Prove that : $\sf ( sin \theta+sec \theta)^2+(cos\theta+cosec \theta )^2= (1+sec\theta cosec\theta)^2$ .

Solution :-

$\sf L.H.S = (sin\theta+sec\theta)^2+(cos\theta+cosec \theta)^2$

$\bullet\bf \ sec\theta = \dfrac{1}{cos\theta} \\\\\bullet \ cosec \theta = \dfrac{1}{sin \theta}$

         $= \sf \left( sin\theta+\dfrac{1}{cos\theta} \right)^2+\left(cos\theta+\dfrac{1}{sin\theta} \right) \\\\= \left( \dfrac{sin\theta cos\theta+1}{cos\theta} \right)^2+ \left( \dfrac{cos\theta sin\theta +1}{sin\theta} \right)^2 \\\\= \dfrac{(sin\theta cos\theta +1)^2}{cos\theta ^2} +\dfrac{(sin \theta cos\theta +1)^2} {sin\theta^2}$

Taking  $\sf (sin\theta cos\theta +1)^2$ as a common factor.

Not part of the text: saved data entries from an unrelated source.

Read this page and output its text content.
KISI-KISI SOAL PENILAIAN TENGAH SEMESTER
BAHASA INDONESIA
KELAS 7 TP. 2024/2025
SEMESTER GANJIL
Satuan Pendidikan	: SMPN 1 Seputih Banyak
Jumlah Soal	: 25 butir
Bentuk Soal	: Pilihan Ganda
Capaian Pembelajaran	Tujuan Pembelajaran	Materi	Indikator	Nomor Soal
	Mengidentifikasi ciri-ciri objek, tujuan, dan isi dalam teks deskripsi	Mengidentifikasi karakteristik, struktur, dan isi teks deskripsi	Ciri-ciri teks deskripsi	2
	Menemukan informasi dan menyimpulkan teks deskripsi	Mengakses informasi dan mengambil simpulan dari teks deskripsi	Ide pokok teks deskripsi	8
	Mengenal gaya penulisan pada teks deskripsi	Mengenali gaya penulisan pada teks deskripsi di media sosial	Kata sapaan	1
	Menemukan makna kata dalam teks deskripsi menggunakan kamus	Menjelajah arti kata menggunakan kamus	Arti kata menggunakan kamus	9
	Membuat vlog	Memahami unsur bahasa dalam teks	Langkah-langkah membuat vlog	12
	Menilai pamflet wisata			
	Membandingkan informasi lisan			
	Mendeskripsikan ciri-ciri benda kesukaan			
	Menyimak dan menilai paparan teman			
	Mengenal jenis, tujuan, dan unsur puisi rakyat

         $= \sf (sin\theta cos \theta +1 )^2 \ \left[ \dfrac{1}{cos\theta^2}+\dfrac{1}{sin\theta^2} \right] \\\\= (sin\theta cos \theta +1 )^2 \left[ \dfrac{sin\theta ^2+cos \theta ^2}{cos\theta ^2sin\theta ^2} \right]$

$\bullet\bf \ sin \theta ^2+cos \theta ^2 = 1$

         $= \sf (sin \theta cos \theta +1)^2\times \dfrac{1}{cos\theta ^2sin \thea ^2} \\\\= \dfrac{( sin \theta cos\theta+1)^2}{cos\theta ^2 sin \theta ^2} \\\\= \left( \dfrac{sin \theta cos\theta +1 }{cos\theta sin \theta } \right)^2 \\\\= \left( \dfrac{sin \theta cos\theta}{sin\theta cos\theta }+ \dfrac{1} { sin \theta cos \theta} \right) \\\\= \left(1+ \dfrac{1}{sin\theta} \times \dfrac{1}{cos\theta} \right)^2 \\\\= (1+cosec \theta sec\theta)^2\\\\= (1+sec \theta cos \theta )^2\\\\= R.H.S$

Hence proved.